Pour it on with a sensational selection of spirits.
The Joven Mezcal is produced in Oaxaca by a 4th generation family of Mezcaleros. Using traditional methods, they begin with piñas being cooked and smoked in an earthen pit. Then the roasted espadín agaves, are crushed using a stone wheel (tahona method) and the liquid is fermented in one ton wood tanks for several days. Distillation happens in a 300L copper still and then rested for up to 2 months. Every one of the handcrafted bottles are carefully filled with the ultra-premium Mezcal.
Jose Cuervo Tequila
For over 250 years, Jose Cuervo® has been making tequila from the largest agave holdings in the world. The journey begins in the fields on the skirts of the Tequila Volcano. After seven years of maturation, the agave plants are harvested and their cores, or “piñas,” are sent to the La Rojeña distillery. There, they are roasted, grinded, and smashed. The resulting extract is placed into fermentation tanks. Finally, it is distilled and aged to perfection in toasted barrels.
Jose Cuervo Margaritas
The tale takes place in 1938 at Tail O’ the Cock Restaurant in Los Angeles.
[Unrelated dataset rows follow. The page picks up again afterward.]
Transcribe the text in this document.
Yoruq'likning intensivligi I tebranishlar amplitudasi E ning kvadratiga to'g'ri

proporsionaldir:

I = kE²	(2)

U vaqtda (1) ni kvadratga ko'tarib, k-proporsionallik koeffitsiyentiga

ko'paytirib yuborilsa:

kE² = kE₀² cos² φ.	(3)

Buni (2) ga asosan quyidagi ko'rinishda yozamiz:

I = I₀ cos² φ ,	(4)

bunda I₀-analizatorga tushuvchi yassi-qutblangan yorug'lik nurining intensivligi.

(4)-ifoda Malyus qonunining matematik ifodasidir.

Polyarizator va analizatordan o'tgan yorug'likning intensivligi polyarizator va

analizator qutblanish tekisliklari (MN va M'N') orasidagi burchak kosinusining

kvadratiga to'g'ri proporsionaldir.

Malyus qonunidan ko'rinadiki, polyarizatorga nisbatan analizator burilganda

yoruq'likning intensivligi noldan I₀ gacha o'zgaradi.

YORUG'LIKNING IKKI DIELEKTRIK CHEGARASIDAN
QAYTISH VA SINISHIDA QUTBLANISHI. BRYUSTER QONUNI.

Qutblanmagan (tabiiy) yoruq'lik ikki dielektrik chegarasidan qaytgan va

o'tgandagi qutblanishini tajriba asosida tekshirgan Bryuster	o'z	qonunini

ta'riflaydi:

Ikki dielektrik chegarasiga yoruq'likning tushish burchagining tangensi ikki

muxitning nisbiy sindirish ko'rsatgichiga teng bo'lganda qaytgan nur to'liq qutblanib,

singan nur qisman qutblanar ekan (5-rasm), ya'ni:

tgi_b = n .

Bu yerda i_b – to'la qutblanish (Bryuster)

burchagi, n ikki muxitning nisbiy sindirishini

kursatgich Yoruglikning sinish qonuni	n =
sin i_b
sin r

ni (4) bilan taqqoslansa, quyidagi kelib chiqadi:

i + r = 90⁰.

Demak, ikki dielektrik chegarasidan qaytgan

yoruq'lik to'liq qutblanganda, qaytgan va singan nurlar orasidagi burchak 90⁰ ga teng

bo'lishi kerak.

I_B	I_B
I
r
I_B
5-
There, head bartender Johnny Durlesser noticed a pretty lady at the bar one night, and then again another night. The third time he saw her at his bar, he wanted to make a drink to impress her. He grabbed the Cuervo, added a touch of sweet just like her… and the rest is history.
For a smooth tasting tequila made from 100% blue agave, look no further than Hornitos Plata Tequila. Enjoyable start to finish, this pure delivery of true agave flavor benefits from Hornitos’ unique cultivation and distillation process. With a floral and herbal aroma with fruity citrus notes, this agave-forward tequila has a slight citrus note with a medium-bodied, briefly warm and smooth and dry finish.
Savor this expertly crafted tequila on its own or in cocktails like the Paloma, allowing its clean and fresh character to shine through. Hailing from Tequila, Jalisco in Mexico, Hornitos Tequila (named after the “little ovens” used to roast agave) was introduced to the world in 1950 by founder Don Francisco Javier Sauza in honor of Mexican Independence Day.